IdealsWork is seeking to apply this model to the investment side of the equation, as well. While the company began with an initial focus on consumers, it decided in 2002 to try out its ideas in a somewhat different space. The result – its IW Financial division, a financial services firm facilitating socially responsible investing. Unlike your traditional SRI firm, however, IW Financial has carried over IdealsWork’s fundamental philosophy of letting users choose what issues they want to base their buying and investing decisions upon.
“There were a number of existing players in the SRI space,” Porter says, “but they were largely oriented around very specific sets of issues, as opposed to our approach of letting the user decide.”

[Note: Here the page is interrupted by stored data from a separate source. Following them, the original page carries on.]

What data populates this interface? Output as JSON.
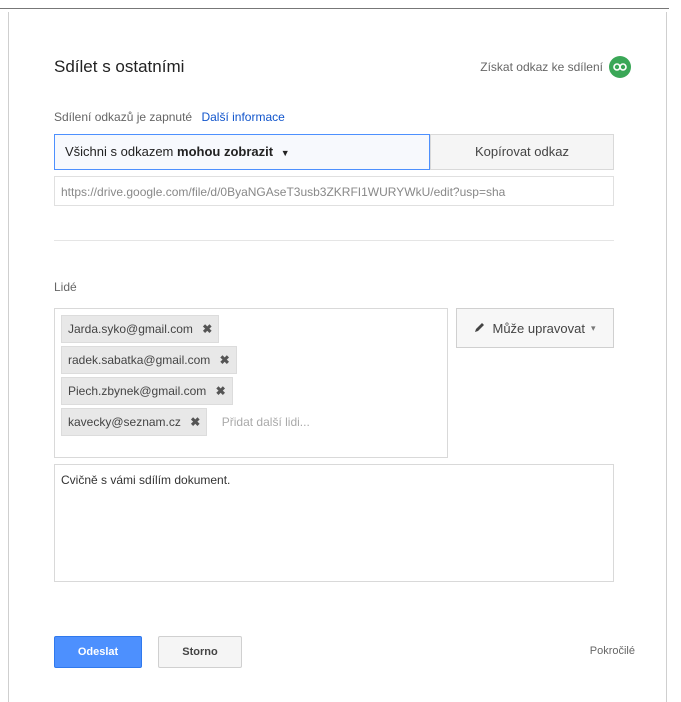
{
  "dialog": {
    "title": "Sdílet s ostatními",
    "get_link_label": "Získat odkaz ke sdílení"
  },
  "link_sharing": {
    "status": "Sdílení odkazů je zapnuté",
    "more_info": "Další informace",
    "access_prefix": "Všichni s odkazem",
    "access_level": "mohou zobrazit",
    "copy_label": "Kopírovat odkaz",
    "url": "https://drive.google.com/file/d/0ByaNGAseT3usb3ZKRFI1WURYWkU/edit?usp=sha"
  },
  "people": {
    "label": "Lidé",
    "chips": [
      "Jarda.syko@gmail.com",
      "radek.sabatka@gmail.com",
      "Piech.zbynek@gmail.com",
      "kavecky@seznam.cz"
    ],
    "add_placeholder": "Přidat další lidi...",
    "permission": "Může upravovat"
  },
  "message": {
    "text": "Cvičně s vámi sdílím dokument."
  },
  "footer": {
    "send_label": "Odeslat",
    "cancel_label": "Storno",
    "advanced_label": "Pokročilé"
  },
  "colors": {
    "accent_blue": "#4d90fe",
    "link_green": "#3aa757"
  }
}
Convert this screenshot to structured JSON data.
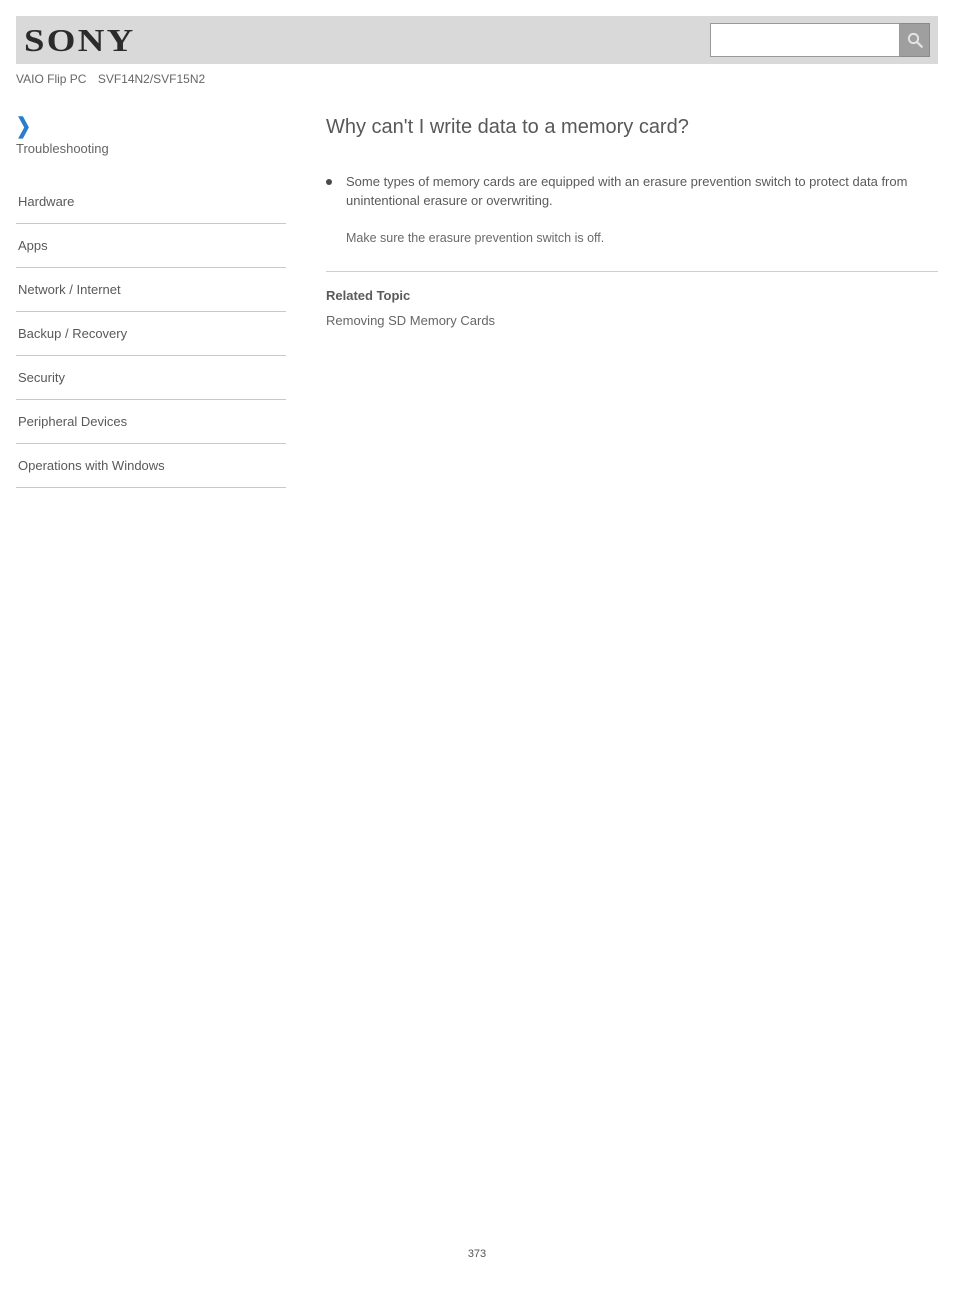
{
  "header": {
    "logo_text": "SONY",
    "search_value": "",
    "search_placeholder": ""
  },
  "product": {
    "series": "VAIO Flip PC",
    "model": "SVF14N2/SVF15N2"
  },
  "sidebar": {
    "trouble_link": "Troubleshooting",
    "items": [
      "Hardware",
      "Apps",
      "Network / Internet",
      "Backup / Recovery",
      "Security",
      "Peripheral Devices",
      "Operations with Windows"
    ]
  },
  "article": {
    "title": "Why can't I write data to a memory card?",
    "bullet": "Some types of memory cards are equipped with an erasure prevention switch to protect data from unintentional erasure or overwriting.",
    "sub": "Make sure the erasure prevention switch is off.",
    "related_heading": "Related Topic",
    "related_link": "Removing SD Memory Cards"
  },
  "page_number": "373"
}
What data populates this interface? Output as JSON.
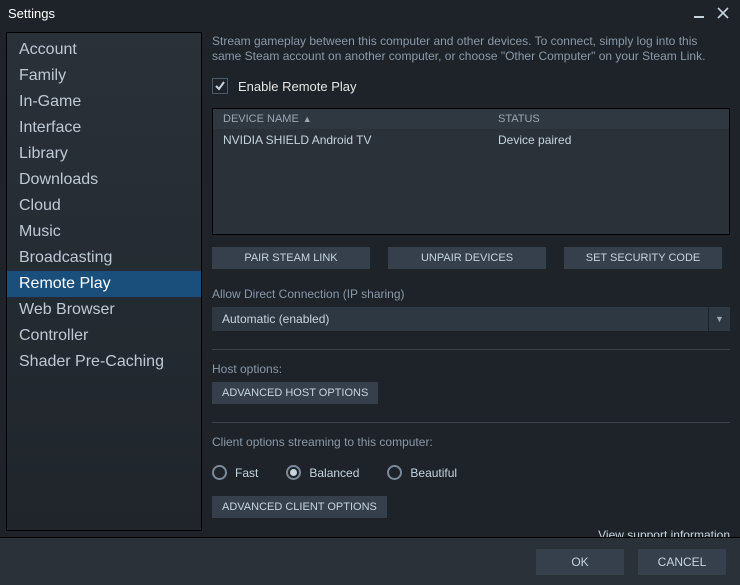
{
  "window": {
    "title": "Settings"
  },
  "sidebar": {
    "items": [
      "Account",
      "Family",
      "In-Game",
      "Interface",
      "Library",
      "Downloads",
      "Cloud",
      "Music",
      "Broadcasting",
      "Remote Play",
      "Web Browser",
      "Controller",
      "Shader Pre-Caching"
    ],
    "active_index": 9
  },
  "main": {
    "description": "Stream gameplay between this computer and other devices. To connect, simply log into this same Steam account on another computer, or choose \"Other Computer\" on your Steam Link.",
    "enable_checkbox": {
      "label": "Enable Remote Play",
      "checked": true
    },
    "device_table": {
      "headers": {
        "name": "DEVICE NAME",
        "status": "STATUS"
      },
      "rows": [
        {
          "name": "NVIDIA SHIELD Android TV",
          "status": "Device paired"
        }
      ]
    },
    "buttons": {
      "pair": "PAIR STEAM LINK",
      "unpair": "UNPAIR DEVICES",
      "security": "SET SECURITY CODE"
    },
    "direct_connection": {
      "label": "Allow Direct Connection (IP sharing)",
      "value": "Automatic (enabled)"
    },
    "host": {
      "label": "Host options:",
      "advanced": "ADVANCED HOST OPTIONS"
    },
    "client": {
      "label": "Client options streaming to this computer:",
      "options": [
        {
          "label": "Fast",
          "selected": false
        },
        {
          "label": "Balanced",
          "selected": true
        },
        {
          "label": "Beautiful",
          "selected": false
        }
      ],
      "advanced": "ADVANCED CLIENT OPTIONS"
    },
    "support_link": "View support information"
  },
  "footer": {
    "ok": "OK",
    "cancel": "CANCEL"
  }
}
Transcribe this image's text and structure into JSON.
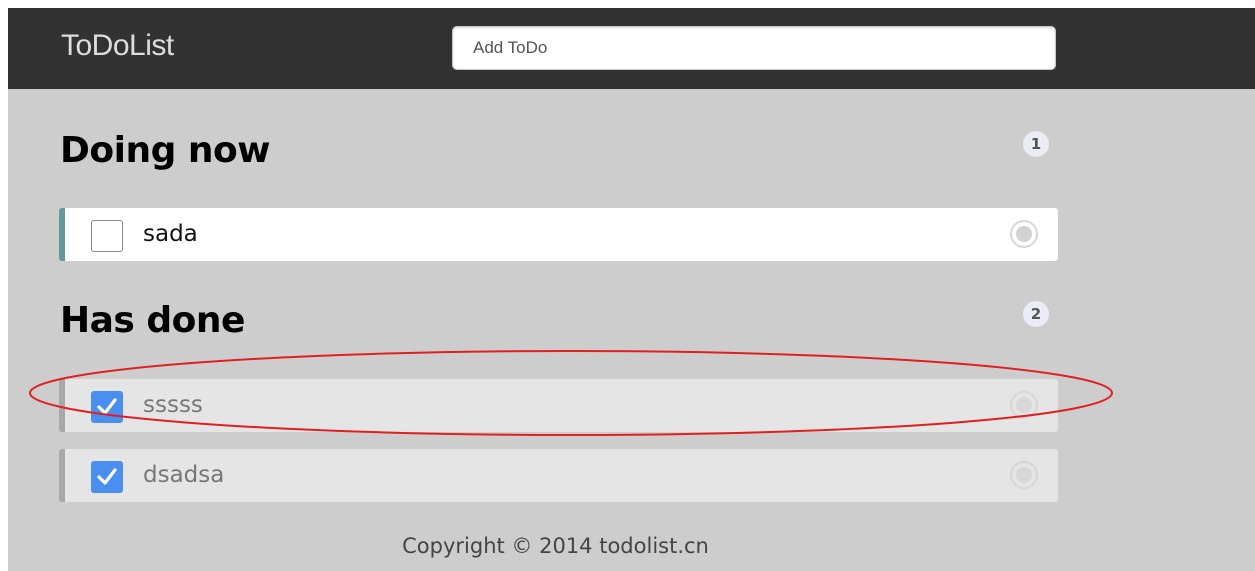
{
  "header": {
    "brand": "ToDoList",
    "add_todo_placeholder": "Add ToDo",
    "add_todo_value": ""
  },
  "sections": {
    "doing": {
      "title": "Doing now",
      "count": "1",
      "items": [
        {
          "text": "sada",
          "checked": false
        }
      ]
    },
    "done": {
      "title": "Has done",
      "count": "2",
      "items": [
        {
          "text": "sssss",
          "checked": true
        },
        {
          "text": "dsadsa",
          "checked": true
        }
      ]
    }
  },
  "footer": {
    "copyright": "Copyright © 2014 todolist.cn"
  },
  "colors": {
    "header_bg": "#323232",
    "page_bg": "#cdcdcd",
    "active_accent": "#629a9c",
    "done_accent": "#a8a8a8",
    "checkbox_checked": "#4a8ef0",
    "annotation": "#e02020"
  },
  "icons": {
    "check": "check-icon",
    "delete": "delete-circle-icon"
  }
}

“When we started talking to investment managers, our idea was very favorably received because they had all different types of clients.”
And hence, all different types of social concerns. It is this atypical approach that’s helped IW Financial carve out a niche in what Porter observes to be a rapidly growing sector.
“If you look at the trends, what’s typically referred to as ‘socially responsible investing’ has been growing at around a 26-percent clip for the last ten years. So there are more and more dollars being invested with some kind of screen attached to them – with some kind of evaluation that’s not just the traditional financial evaluation attached to them.”
Good evaluations, though, are impossible without good information. Which, as Porter will tell you, is more or less the point of it all.
“Essentially, we’re trying to get this information out to more people in a usable fashion,” he says. “If you go by the premise that that there is something to this free market thing, then what you want is to create mechanisms that allow the marketplace to actually work because you’re providing missing information. You want individuals to be able to make their own decisions.”
“It’s all about transparency. At the end of the day, the more information that can be out there, the better off we’re going to be.”